There is no safe distance from an unprotected side or edge that would render fall protection unnecessary, but OSHA has determined that for limited activities, warning lines systems in combination with other measures are an appropriate alternative to conventional fall protection systems. These activities include low-slope roof work, some leading edge work, precast concrete erection and residential construction.

For example, roofers working on low-sloped roofs could use a warning line of 6 feet to keep employees away from the edge. This should be used in combination with safety monitors due to the recognized feasibility limitations during roofing work.
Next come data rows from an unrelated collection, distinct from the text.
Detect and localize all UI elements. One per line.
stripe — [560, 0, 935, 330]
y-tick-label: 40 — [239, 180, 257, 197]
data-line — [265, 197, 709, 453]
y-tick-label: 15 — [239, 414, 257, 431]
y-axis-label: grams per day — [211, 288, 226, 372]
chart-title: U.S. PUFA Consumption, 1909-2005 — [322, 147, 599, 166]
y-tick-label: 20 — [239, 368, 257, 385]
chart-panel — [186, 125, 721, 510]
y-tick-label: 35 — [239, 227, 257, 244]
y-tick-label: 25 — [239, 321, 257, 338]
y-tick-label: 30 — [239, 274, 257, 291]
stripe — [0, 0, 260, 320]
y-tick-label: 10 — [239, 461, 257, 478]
Other activities that do not fall into the category of low-slope roof work, leading edge work, precast concrete erection, and residential construction do not have the option of using the warning line at 6 feet. The use of a warning line 15 feet from the edge can be used, but outlined conditions must be met:

  1. The warning line is 15 feet or more from the edge.
  2. The warning line meets or exceeds specifications in 1926.502(f) (2).
  3. No activity is conducted in the area between the warning line and the edge.
  4. The employer effectively implements a work rule prohibiting employees from passing the warning line.

There are certain activities that may be performed in a Controlled Access Zone.  Those include, overhand brick laying and related work, activities that are part of a fall protection plan for leading edge work, precast concrete and residential construction.  Activities outside these may not use a Controlled Access Zone instead of conventional fall protection, even in combination with a warning line system 6 feet from the edge.